Copyright: © 2019 Vinckier et al. It is an open access article distributed under the terms of the Creative Commons Attribution license, which allows unrestricted use, distribution, and reproduction in any medium, provided the original author and source are credited. It is important to note that none of the above studies directly addressed how people would evaluate future goals after poor initial performance. Therefore, the present study builds on the literature on happiness prognosis and expands it by asking another question: will the expected value of future success tend to increase (greener grass) or decrease (sour grapes) after initial failure? In addition, less is known about the boundary conditions and underlying mechanisms of target devaluation and the self-protection strategies that people can use to predict their future well-being. We therefore included established characteristic measures of fear of failure and motivation for performance as potential moderating variables and personal and future relevance of given performance as potential mediating variables. It may seem pretty clear that these women simply remember the device they want to take home and then adjust their ranking accordingly. But a team led by Matthew Lieberman wondered if there was another explanation for their behavior. If people who don`t remember the items they`ve chosen also exhibit „sour grape” behavior, then memory may not be involved at all. The researchers found 12 volunteers with anterograde amnesia – who don`t remember events a few minutes ago. They also tested 12 people with normal memory on a modified version of Brehm`s test.

It is not clear whether an anticipated devaluation would result in a reduction in the subjective enjoyment of success at the time it occurs. If you have devalued success in advance, it may or may not be less satisfying. Early work on the irreversibility of dissonance reduction processes suggests that devaluing success would actually make it less satisfying (Lepper, Zanna & Abelson, 1970). In recent research, one study found no influence of previous expectations on current emotion (Golub, Gilbert, & Wilson, 2009), while a second study found that optimistic expectations after a poor test score can lead to greater disappointment (Sweeny & Shepperd, 2010). Therefore, the existing evidence is mixed. In other words, in Aesop`s tale, the fox slipped in, leaving the grapes intact, and so we don`t know how much he would have really enjoyed them, especially if he had tasted them after declaring them probably acidic.
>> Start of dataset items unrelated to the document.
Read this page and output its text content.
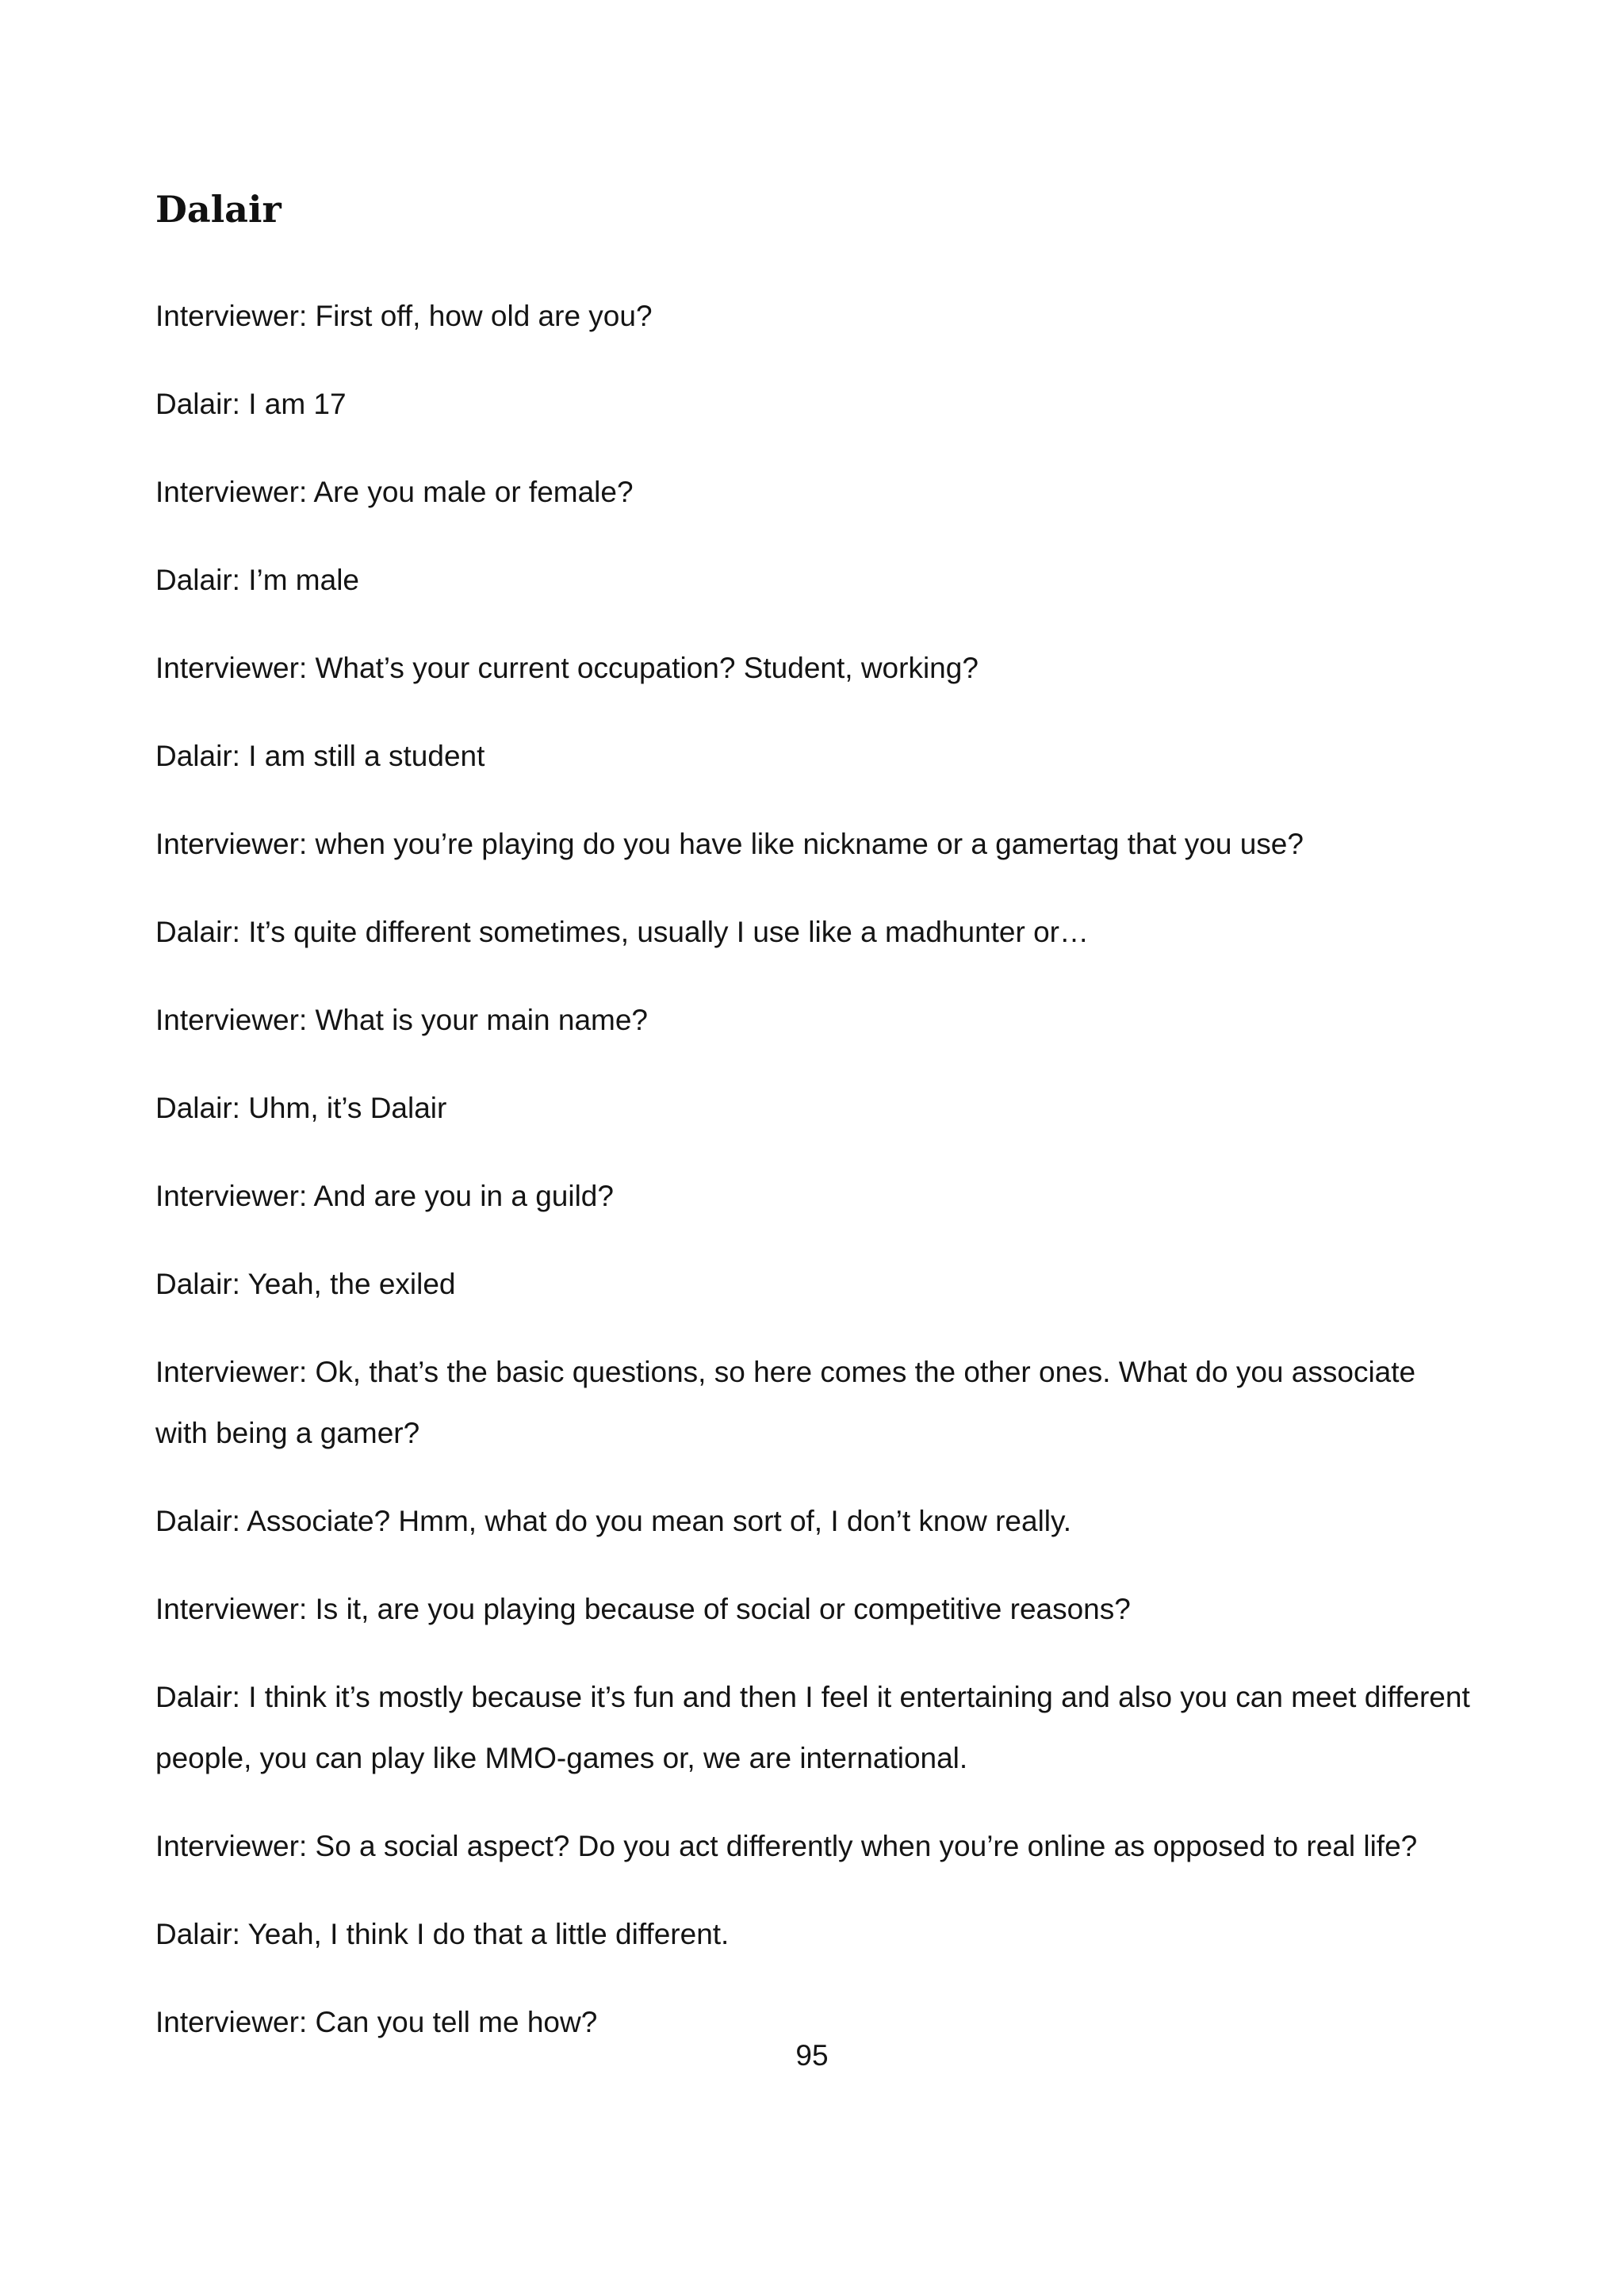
Dalair

Interviewer: First off, how old are you?

Dalair: I am 17

Interviewer: Are you male or female?

Dalair: I’m male

Interviewer: What’s your current occupation? Student, working?

Dalair: I am still a student

Interviewer: when you’re playing do you have like nickname or a gamertag that you use?

Dalair: It’s quite different sometimes, usually I use like a madhunter or…

Interviewer: What is your main name?

Dalair: Uhm, it’s Dalair

Interviewer: And are you in a guild?

Dalair: Yeah, the exiled

Interviewer: Ok, that’s the basic questions, so here comes the other ones. What do you associate with being a gamer?

Dalair: Associate? Hmm, what do you mean sort of, I don’t know really.

Interviewer: Is it, are you playing because of social or competitive reasons?

Dalair: I think it’s mostly because it’s fun and then I feel it entertaining and also you can meet different people, you can play like MMO-games or, we are international.

Interviewer: So a social aspect? Do you act differently when you’re online as opposed to real life?

Dalair: Yeah, I think I do that a little different.

Interviewer: Can you tell me how?

95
Imagine for a moment that after a long struggle, Fox managed to get the grapes that were actually acidic. Would he still have found the sour grapes? In this research, we tested competing speculations on greener grass and sour grapes by reformulating them as testable and theoretical hypotheses. We experimentally manipulated performance feedback in a test, creating favorable or unfavorable expectations for the upcoming study. Participants then predicted how happy they would be if they passed and scored highest, which allowed us to test whether participants with a bad return in the first round would devalue the reward (sour grapes) or enjoy it all the more (greener grass). In two of the studies, participants actually completed this second task and received excellent feedback later in the experiment, which allowed us to measure whether their predictions were correct. In a conceptual extension, we forwent manipulated feedback and created similar expectations by simply reminding some participants of their current grade point average before measuring their predictions about how lucky they were to finish with a high A average.

The fable says that the fox sees delicious grapes in an orchard, but cannot reach them. After several attempts to reach the grapes, he gives up and says, „They were probably sour anyway.” Data availability: All data files and analysis scripts are available on The VBA toolkit, which is required to run code, can be downloaded from Like the grapes in Aesop`s fable, certain foods have been associated with unattainable levels of strength, introducing cases of failure. We actually found that our subjects, as a famous fox, rated items they couldn`t get as less desirable than originally thought. The usual interpretation for the fox who despises what he could not get is that he tries to avoid regret or humiliation and maintain the illusion that he is in control.